Известие о выступлении братьев не слишком встревожило великого князя: зревший нарыв должен был рано или поздно прорваться, и он подготовился к этому. Движение смутьянов к Москве тоже ожидалось, на их пути готовились встать тайные рати. Иван Васильевич вгляделся в карту и подумал: «Ежели из Углича прямо к Москве двинут, то дмитровскую рать попридержать надо – пусть потом с тыла ударяет. Окруженцы не слишком драчливы, живо мира запросят». Обстановка в Новгороде и успешные действия против ливонцев уже не требовали его присутствия здесь и давали возможность возвратиться домой, чтобы покончить с новым мятежом.

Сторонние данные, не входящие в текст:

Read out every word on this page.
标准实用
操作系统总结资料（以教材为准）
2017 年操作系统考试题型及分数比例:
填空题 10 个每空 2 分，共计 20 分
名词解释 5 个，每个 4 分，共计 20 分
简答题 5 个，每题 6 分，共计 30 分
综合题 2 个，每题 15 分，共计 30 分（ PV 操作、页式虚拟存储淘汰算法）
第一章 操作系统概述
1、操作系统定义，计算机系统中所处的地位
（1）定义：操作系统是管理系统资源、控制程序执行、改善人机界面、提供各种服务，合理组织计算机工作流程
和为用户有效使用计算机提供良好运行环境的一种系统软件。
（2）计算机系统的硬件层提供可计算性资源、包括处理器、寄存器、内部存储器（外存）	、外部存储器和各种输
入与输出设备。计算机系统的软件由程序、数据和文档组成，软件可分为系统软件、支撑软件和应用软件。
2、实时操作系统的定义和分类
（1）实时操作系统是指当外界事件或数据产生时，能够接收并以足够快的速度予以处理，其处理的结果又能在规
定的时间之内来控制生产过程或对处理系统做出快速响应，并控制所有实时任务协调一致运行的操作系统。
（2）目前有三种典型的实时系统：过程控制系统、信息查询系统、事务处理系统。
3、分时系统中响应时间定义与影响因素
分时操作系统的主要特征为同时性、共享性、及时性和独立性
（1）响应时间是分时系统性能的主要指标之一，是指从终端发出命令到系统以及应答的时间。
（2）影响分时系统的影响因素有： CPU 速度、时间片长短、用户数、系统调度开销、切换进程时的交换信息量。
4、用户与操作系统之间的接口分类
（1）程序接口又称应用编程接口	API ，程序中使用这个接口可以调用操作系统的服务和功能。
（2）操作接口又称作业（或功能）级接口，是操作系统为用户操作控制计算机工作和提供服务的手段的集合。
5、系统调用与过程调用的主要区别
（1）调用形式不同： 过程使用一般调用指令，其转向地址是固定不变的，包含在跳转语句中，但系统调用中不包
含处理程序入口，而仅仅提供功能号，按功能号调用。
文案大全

Вечером 13 февраля великий князь прибыл в Москву и нашёл её в великом смятении. Мирной жизни, к которой так привыкли москвичи, снова грозили ужасы междоусобной борьбы. Многие ещё помнили кровавый спор, который вели Василий Тёмный и Дмитрий Шемяка. Люди страшились не крови, жизнь в те времена не очень ценилась, но слепой, всесокрушающей ненависти, что надолго поселялась в семьях, разделяла поколения родных, служила источником мстительной злобы. В войне против чужеземцев не бывает побеждённых, ибо павшие становятся героями и живут в памяти потомков. В междоусобной войне не бывает победителей, ибо на каждом лежит проклятие народа, а оно рано или поздно сбывается.